实现Linear and logistic regression
算法,并在Seoul Bike sharing Demand数据集上进行模拟。
![Logistic
Regression](https://upload.wikimedia.org/wikipedia/commons/thumb/3/3a/Linear_regression.svg/220px-
Linear_regression.svg.png)
Requirement
In this assignment, we will be implementing linear and logistic regression on
a given dataset. In addition, we will experiment with design and feature
choices.
We will be using the Seoul Bike sharing Demand Data Set available for
download.
Goal
Implement a linear regression model on the dataset to predict the rented bike
count. You are not allowed to use any available implementation
(library/package, etc.) of the regression model. You should implement the
gradient descent algorithm with batch update (all training examples used at
once). Use the sum of squared error normalized by 2*number of samples as your
cost and error measures, where m is number of samples. You should use all the
features.
Also implement a logistic regression model as described in Part 4. Again, you
are not allowed to use any available implementation of the logistic regression
model. You should implement the gradient descent algorithm with batch update
(all training examples used at once). You should use the logistic regression
cost/error function from the class. In addition you can also use
accuracy/ROC/etc.
Tasks
Part 1
Download the dataset and partition it randomly into train and test set using a
good train/test split percentage.
Part 2
Design a linear regression model to model rented bike count. Include your
regression model equation in the report.
Part 3
Implement the gradient descent algorithm with batch update rule. Use the same
cost function as in the class (sum of squared error). Report your initial
parameter values.
Part 4
Convert this problem into a binary classification problem. The target variable
should have two categories. Implement logistic regression to carry out
classification on this data set. Report accuracy/error metrics for train and
test sets.
Experimentation
- Experiment with various parameters for linear and logistic regression (e.g. learning rate ) and report on your findings as how the error/accuracy varies for train and test sets with varying these parameters. Plot the results. Report the best values of the parameters.
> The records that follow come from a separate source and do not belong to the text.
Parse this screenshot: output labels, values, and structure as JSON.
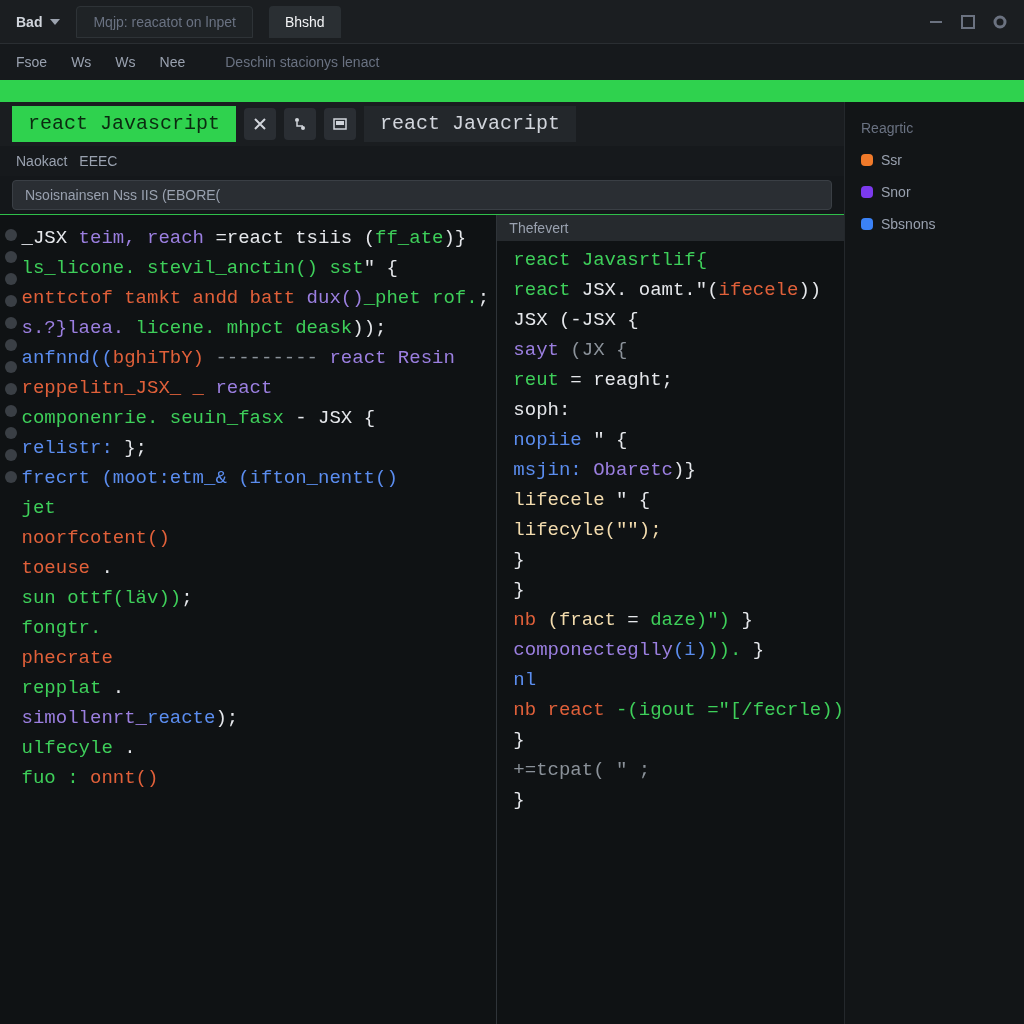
{
  "top_bar": {
    "menu_label": "Bad",
    "tabs": [
      {
        "label": "Mqjp: reacatot on lnpet",
        "selected": false
      },
      {
        "label": "Bhshd",
        "selected": true
      }
    ]
  },
  "menu": {
    "items": [
      "Fsoe",
      "Ws",
      "Ws",
      "Nee"
    ],
    "subtitle": "Deschin stacionys lenact"
  },
  "editor_tabs": [
    {
      "label": "react Javascript",
      "selected": true
    },
    {
      "label": "react Javacript",
      "selected": false
    }
  ],
  "breadcrumb": [
    "Naokact",
    "EEEC"
  ],
  "find_bar": {
    "value": "Nsoisnainsen Nss IIS (EBORE("
  },
  "left_pane": {
    "lines": [
      [
        {
          "kind": "plain",
          "text": "_JSX "
        },
        {
          "kind": "keyword",
          "text": "teim, reach "
        },
        {
          "kind": "plain",
          "text": "=react tsiis ("
        },
        {
          "kind": "string",
          "text": "ff_ate"
        },
        {
          "kind": "plain",
          "text": ")}"
        }
      ],
      [
        {
          "kind": "string",
          "text": "ls_licone. stevil_anctin() sst"
        },
        {
          "kind": "plain",
          "text": "\" {"
        }
      ],
      [
        {
          "kind": "func",
          "text": "enttctof tamkt andd batt "
        },
        {
          "kind": "keyword",
          "text": "dux()"
        },
        {
          "kind": "string",
          "text": "_phet rof."
        },
        {
          "kind": "plain",
          "text": ";"
        }
      ],
      [
        {
          "kind": "keyword",
          "text": "s.?}laea."
        },
        {
          "kind": "string",
          "text": " licene. mhpct deask"
        },
        {
          "kind": "plain",
          "text": "));"
        }
      ],
      [
        {
          "kind": "var",
          "text": "anfnnd(("
        },
        {
          "kind": "func",
          "text": "bghiTbY)"
        },
        {
          "kind": "dim",
          "text": " ---------"
        },
        {
          "kind": "keyword",
          "text": " react Resin"
        }
      ],
      [
        {
          "kind": "func",
          "text": "reppelitn_JSX_ _ "
        },
        {
          "kind": "keyword",
          "text": "react"
        }
      ],
      [
        {
          "kind": "string",
          "text": "componenrie. seuin_fasx"
        },
        {
          "kind": "plain",
          "text": " - JSX {"
        }
      ],
      [
        {
          "kind": "var",
          "text": "relistr: "
        },
        {
          "kind": "plain",
          "text": "};"
        }
      ],
      [
        {
          "kind": "var",
          "text": "frecrt (moot:etm_& (ifton_nentt()"
        }
      ],
      [
        {
          "kind": "string",
          "text": "jet"
        }
      ],
      [
        {
          "kind": "func",
          "text": "noorfcotent()"
        }
      ],
      [
        {
          "kind": "func",
          "text": "toeuse"
        },
        {
          "kind": "plain",
          "text": " ."
        }
      ],
      [
        {
          "kind": "string",
          "text": "sun ottf(läv))"
        },
        {
          "kind": "plain",
          "text": ";"
        }
      ],
      [
        {
          "kind": "string",
          "text": "fongtr."
        }
      ],
      [
        {
          "kind": "func",
          "text": "phecrate"
        }
      ],
      [
        {
          "kind": "string",
          "text": "repplat"
        },
        {
          "kind": "plain",
          "text": " ."
        }
      ],
      [
        {
          "kind": "keyword",
          "text": "simollenrt_"
        },
        {
          "kind": "var",
          "text": "reacte"
        },
        {
          "kind": "plain",
          "text": ");"
        }
      ],
      [
        {
          "kind": "string",
          "text": "ulfecyle"
        },
        {
          "kind": "plain",
          "text": " ."
        }
      ],
      [
        {
          "kind": "string",
          "text": "fuo :"
        },
        {
          "kind": "func",
          "text": " onnt()"
        }
      ]
    ]
  },
  "right_pane": {
    "header": "Thefevert",
    "lines": [
      [
        {
          "kind": "string",
          "text": "react Javasrtlif{"
        }
      ],
      [
        {
          "kind": "string",
          "text": "react "
        },
        {
          "kind": "plain",
          "text": "JSX. oamt.\"("
        },
        {
          "kind": "func",
          "text": "ifecele"
        },
        {
          "kind": "plain",
          "text": "))"
        }
      ],
      [
        {
          "kind": "plain",
          "text": "JSX (-JSX {"
        }
      ],
      [
        {
          "kind": "keyword",
          "text": "sayt"
        },
        {
          "kind": "dim",
          "text": " (JX {"
        }
      ],
      [
        {
          "kind": "string",
          "text": "reut"
        },
        {
          "kind": "plain",
          "text": " = reaght;"
        }
      ],
      [
        {
          "kind": "plain",
          "text": "soph:"
        }
      ],
      [
        {
          "kind": "var",
          "text": "nopiie"
        },
        {
          "kind": "plain",
          "text": " \" {"
        }
      ],
      [
        {
          "kind": "var",
          "text": "msjin: "
        },
        {
          "kind": "keyword",
          "text": "Obaretc"
        },
        {
          "kind": "plain",
          "text": ")}"
        }
      ],
      [
        {
          "kind": "name",
          "text": "lifecele"
        },
        {
          "kind": "plain",
          "text": " \" {"
        }
      ],
      [
        {
          "kind": "name",
          "text": "lifecyle(\"\");"
        }
      ],
      [
        {
          "kind": "plain",
          "text": "}"
        }
      ],
      [
        {
          "kind": "plain",
          "text": "}"
        }
      ],
      [
        {
          "kind": "func",
          "text": "nb "
        },
        {
          "kind": "name",
          "text": "(fract"
        },
        {
          "kind": "plain",
          "text": " = "
        },
        {
          "kind": "string",
          "text": "daze)\")"
        },
        {
          "kind": "plain",
          "text": " }"
        }
      ],
      [
        {
          "kind": "keyword",
          "text": "componecteglly"
        },
        {
          "kind": "var",
          "text": "(i)"
        },
        {
          "kind": "string",
          "text": "))."
        },
        {
          "kind": "plain",
          "text": " }"
        }
      ],
      [
        {
          "kind": "var",
          "text": "nl"
        }
      ],
      [
        {
          "kind": "func",
          "text": "nb react "
        },
        {
          "kind": "string",
          "text": "-(igout =\"[/fecrle))"
        }
      ],
      [
        {
          "kind": "plain",
          "text": "}"
        }
      ],
      [
        {
          "kind": "dim",
          "text": "+=tcpat( \" ;"
        }
      ],
      [
        {
          "kind": "plain",
          "text": "}"
        }
      ]
    ]
  },
  "outline": {
    "title": "Reagrtic",
    "items": [
      {
        "label": "Ssr",
        "color": "#f07a2a"
      },
      {
        "label": "Snor",
        "color": "#7c3aed"
      },
      {
        "label": "Sbsnons",
        "color": "#3b82f6"
      }
    ]
  }
}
- Experiment with various thresholds for convergence for linear and logistic regression. Plot error results for train and test sets as a function of threshold and describe how varying the thresholdaffects error. Pick your best threshold and plot train and test error (in one figure) as a function of number of gradient descent iterations.
- Pick eight features randomly and retrain your models (both linear and logistic) only on these eight features. Compare train and test error results for the case of using your original set of all features and eight random features. Report the eight randomly selected features.
- Now pick eight features that you think are best suited to predict the output, and retrain your models (both linear and logistic) using these eight features. Compare to the case of using your original set of features and to the random features case. Did your choice of features provide better results than picking random features? Why? Did your choice of features provide better results than using all features? Why?
Deliverables
You are required to turn in your code and a report. We should be able to run
the code as is and get the results and plots that you have included in the
report. You should include and describe results for all the experiments above.
You should also mention how you constructed the classes for the classification
problem (value of threshold and why you picked it). You can be creative and
include other plots/results too. However, the report should not exceed 10
pages. Also describe your interpretation of the results. What do you think
matters the most for predicting the value and category/class of rented bike
count? What other steps you could have taken with regards to modeling to get
better results?
Grading
Total weightage: 12.5% of final grade
Breakdown
Report: 100 points
If your code doesn’t run or doesn’t produce the same results then you get zero
points. Points will be awarded based not only on how good your results are,
but also on how well you describe them as well as underlying experimentation.
Experiment 1: 20 points
Experiment 2: 20 points
Experiment 3: 20 points
Experiment 4: 20 points
Discussion: 20 points
Describe your interpretation of the results. What do you think matters the
most for predicting the rented bike count? What other steps you could have
taken with regards to modeling to get better results